Chegg (CHGG), its ticker symbol, is an online education service that provides answers to homework and test questions submitted by students around the world. In its second quarter earnings call on May 1st, Chegg reported a year-over-year drop in subscription revenue and profit, with a 7% overall revenue loss. This trend is expected to continue into the third quarter, putting the company at DEFCON 5. 

The biggest threat, as Chegg CEO Dan Rosensweig stated, is ChatGPT. He believes that “the ease of OpenAI sources like ChatGPT has made Chegg’s online homework assistance useless. Not only is ChatGPT able to formulate code, write original songs, and provide homework answers, but it is also free. Compared to the $15 dollar monthly price tag that comes with a subscription to Chegg, ChatGPT has offered a new and quick alternative for students, attracting over one billion users per month since its inception only 6 months ago

Year to date, Chegg stock has fallen 65%, with a 50% drop this week. In an attempt to combat such losses, Chegg has partnered with ChatGPT to produce Cheggmate, an AI powered study tool. The product is expected to launch this month, but “any potential impact won’t show up until FY24 at the earliest.” Being at its most preliminary stages, it is uncertain whether this new program will take off. There are concerns as to whether or not students will utilize this new tool, or continue using the classic ChatGPT that they have learned to love so quickly. 

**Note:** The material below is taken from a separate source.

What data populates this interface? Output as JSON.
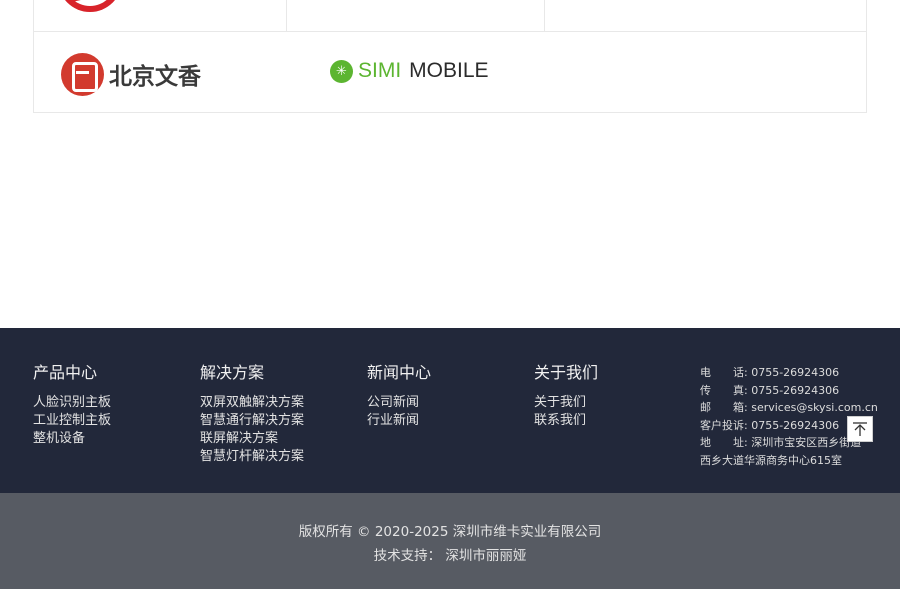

However, this is only one instance of the power that ChatGPT and the rise of AI has over the modern economy and industry. Countless businesses and sectors are now realizing the potential of this new tool. This could benefit worker productivity, but also threatens countless jobs that AI could perform in an instant. Like Chegg, many will have to adapt to these new circumstances, effectively opening the door for many opportunities as well as many drawbacks. 

Complex Terms:

  • Earnings Call: A conference call, such as a webcast, where the management of a public company announces the financial outcomes of a past quarter, as well as plans and expectations for the future of the company.
  • FY24: Fiscal year (in this case 2024), a unique one-year period, different for each institution, used by businesses and the federal government in order to keep track of finances for taxpaying and accounting.